You can set return.as to:
“result” (default): Returns the final R data frame.
“code”: Returns the generated Python command as a string.
“all”: Returns a list containing both the result and the code.
# See the code for a simple filter
rp_filter(diamonds, carat > 1 & price < 400, return.as = "code")
#> [1] "df.query('(carat > 1) and (price < 400)')"
# See the code for a mutate
rp_mutate(diamonds, ppc = price / carat, return.as = "code")
#> [1] "df.assign(ppc = lambda x: (x['price'] / x['carat']))"
# See the code for a complex summary
rp_summarize(
diamonds,
avg_price = mean(price),
count = n(),
.by = c(cut, color),
return.as = "code"
)
#> [1] "df.groupby(['cut', 'color'], as_index=False, observed=True).agg(avg_price = ('price', 'mean'), count = ('price', 'size'))"By default, when you request return.as = “code”, the generated Python code uses the placeholder rpandas_df_in as the DataFrame name. This is because the function only receives the data object, not its name. However, you can provide a custom name using the table_name argument (available in all verbs). This is especially useful when you want to copy‑paste the code into a Python script or notebook.
# Default placeholder
rp_filter(diamonds, carat > 1, return.as = "code")

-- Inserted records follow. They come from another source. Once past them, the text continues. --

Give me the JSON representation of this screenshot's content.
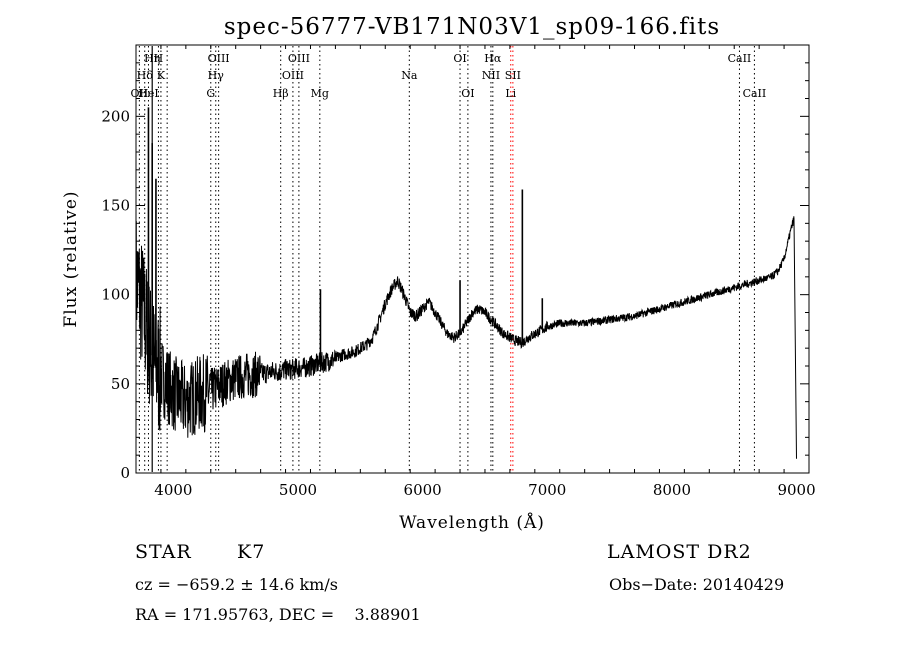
{
  "chart_data": {
    "type": "line",
    "title": "spec-56777-VB171N03V1_sp09-166.fits",
    "xlabel": "Wavelength (Å)",
    "ylabel": "Flux (relative)",
    "xlim": [
      3700,
      9100
    ],
    "ylim": [
      0,
      240
    ],
    "xticks": [
      4000,
      5000,
      6000,
      7000,
      8000,
      9000
    ],
    "yticks": [
      0,
      50,
      100,
      150,
      200
    ],
    "grid": false,
    "series": [
      {
        "color": "#000000",
        "x": [
          3700,
          3760,
          3800,
          3850,
          3900,
          3950,
          4000,
          4050,
          4100,
          4150,
          4200,
          4250,
          4300,
          4350,
          4400,
          4450,
          4500,
          4550,
          4600,
          4650,
          4700,
          4750,
          4800,
          4850,
          4900,
          4950,
          5000,
          5050,
          5100,
          5150,
          5200,
          5250,
          5300,
          5350,
          5400,
          5450,
          5500,
          5550,
          5600,
          5650,
          5700,
          5750,
          5800,
          5850,
          5900,
          5950,
          6000,
          6050,
          6100,
          6150,
          6200,
          6250,
          6300,
          6350,
          6400,
          6450,
          6500,
          6550,
          6600,
          6650,
          6700,
          6750,
          6800,
          6850,
          6900,
          6950,
          7000,
          7100,
          7200,
          7300,
          7400,
          7500,
          7600,
          7700,
          7800,
          7900,
          8000,
          8100,
          8200,
          8300,
          8400,
          8500,
          8600,
          8700,
          8750,
          8800,
          8850,
          8900,
          8950,
          8980,
          9000
        ],
        "y": [
          110,
          90,
          75,
          60,
          55,
          50,
          45,
          42,
          40,
          42,
          44,
          45,
          46,
          48,
          50,
          52,
          53,
          54,
          55,
          55,
          56,
          56,
          57,
          57,
          58,
          58,
          59,
          59,
          60,
          61,
          62,
          63,
          64,
          66,
          67,
          68,
          70,
          72,
          76,
          85,
          95,
          103,
          108,
          100,
          90,
          88,
          92,
          96,
          90,
          84,
          78,
          76,
          78,
          84,
          90,
          92,
          90,
          86,
          82,
          78,
          76,
          74,
          73,
          76,
          78,
          80,
          82,
          84,
          84,
          84,
          85,
          86,
          87,
          88,
          90,
          92,
          94,
          96,
          98,
          100,
          102,
          104,
          106,
          108,
          109,
          110,
          113,
          120,
          135,
          143,
          8
        ]
      }
    ],
    "spikes": [
      {
        "x": 3800,
        "y": 205
      },
      {
        "x": 3830,
        "y": 185
      },
      {
        "x": 3860,
        "y": 165
      },
      {
        "x": 5180,
        "y": 103
      },
      {
        "x": 6300,
        "y": 108
      },
      {
        "x": 6800,
        "y": 159
      },
      {
        "x": 6960,
        "y": 98
      }
    ],
    "line_markers": [
      {
        "x": 3727,
        "label": "OII",
        "row": 3,
        "style": "dotted",
        "color": "#000000"
      },
      {
        "x": 3770,
        "label": "Hδ",
        "row": 2,
        "style": "dotted",
        "color": "#000000"
      },
      {
        "x": 3800,
        "label": "HeI",
        "row": 3,
        "style": "dotted",
        "color": "#000000"
      },
      {
        "x": 3830,
        "label": "Hη",
        "row": 1,
        "style": "solid",
        "color": "#000000"
      },
      {
        "x": 3880,
        "label": "H",
        "row": 1,
        "style": "dotted",
        "color": "#000000"
      },
      {
        "x": 3900,
        "label": "K",
        "row": 2,
        "style": "dotted",
        "color": "#000000"
      },
      {
        "x": 3950,
        "label": "",
        "row": 1,
        "style": "dotted",
        "color": "#000000"
      },
      {
        "x": 4300,
        "label": "G",
        "row": 3,
        "style": "dotted",
        "color": "#000000"
      },
      {
        "x": 4340,
        "label": "Hγ",
        "row": 2,
        "style": "dotted",
        "color": "#000000"
      },
      {
        "x": 4363,
        "label": "OIII",
        "row": 1,
        "style": "dotted",
        "color": "#000000"
      },
      {
        "x": 4861,
        "label": "Hβ",
        "row": 3,
        "style": "dotted",
        "color": "#000000"
      },
      {
        "x": 4959,
        "label": "OIII",
        "row": 2,
        "style": "dotted",
        "color": "#000000"
      },
      {
        "x": 5007,
        "label": "OIII",
        "row": 1,
        "style": "dotted",
        "color": "#000000"
      },
      {
        "x": 5175,
        "label": "Mg",
        "row": 3,
        "style": "dotted",
        "color": "#000000"
      },
      {
        "x": 5893,
        "label": "Na",
        "row": 2,
        "style": "dotted",
        "color": "#000000"
      },
      {
        "x": 6300,
        "label": "OI",
        "row": 1,
        "style": "dotted",
        "color": "#000000"
      },
      {
        "x": 6363,
        "label": "OI",
        "row": 3,
        "style": "dotted",
        "color": "#000000"
      },
      {
        "x": 6548,
        "label": "NII",
        "row": 2,
        "style": "dotted",
        "color": "#000000"
      },
      {
        "x": 6563,
        "label": "Hα",
        "row": 1,
        "style": "dotted",
        "color": "#000000"
      },
      {
        "x": 6707,
        "label": "Li",
        "row": 3,
        "style": "dotted",
        "color": "#ff0000"
      },
      {
        "x": 6724,
        "label": "SII",
        "row": 2,
        "style": "dotted",
        "color": "#ff0000"
      },
      {
        "x": 8542,
        "label": "CaII",
        "row": 1,
        "style": "dotted",
        "color": "#000000"
      },
      {
        "x": 8662,
        "label": "CaII",
        "row": 3,
        "style": "dotted",
        "color": "#000000"
      }
    ]
  },
  "info": {
    "class_label": "STAR",
    "subclass": "K7",
    "survey": "LAMOST DR2",
    "redshift_line": "cz = −659.2 ± 14.6 km/s",
    "obs_date": "Obs−Date: 20140429",
    "coords": "RA = 171.95763, DEC =    3.88901"
  }
}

#> [1] "df.query('carat > 1')"
# With custom table name
rp_filter(diamonds, carat > 1, table_name = "diamonds", return.as = "code")
#> [1] "diamonds.query('carat > 1')"The output changes from: “rpandas_df_in.query(‘(carat > 1)’)” to: “diamonds.query(‘(carat > 1)’)”. This works for all verbs – rp_select, rp_mutate, rp_summarize, etc. Simply pass table_name = “your_data_frame_name” as an argument.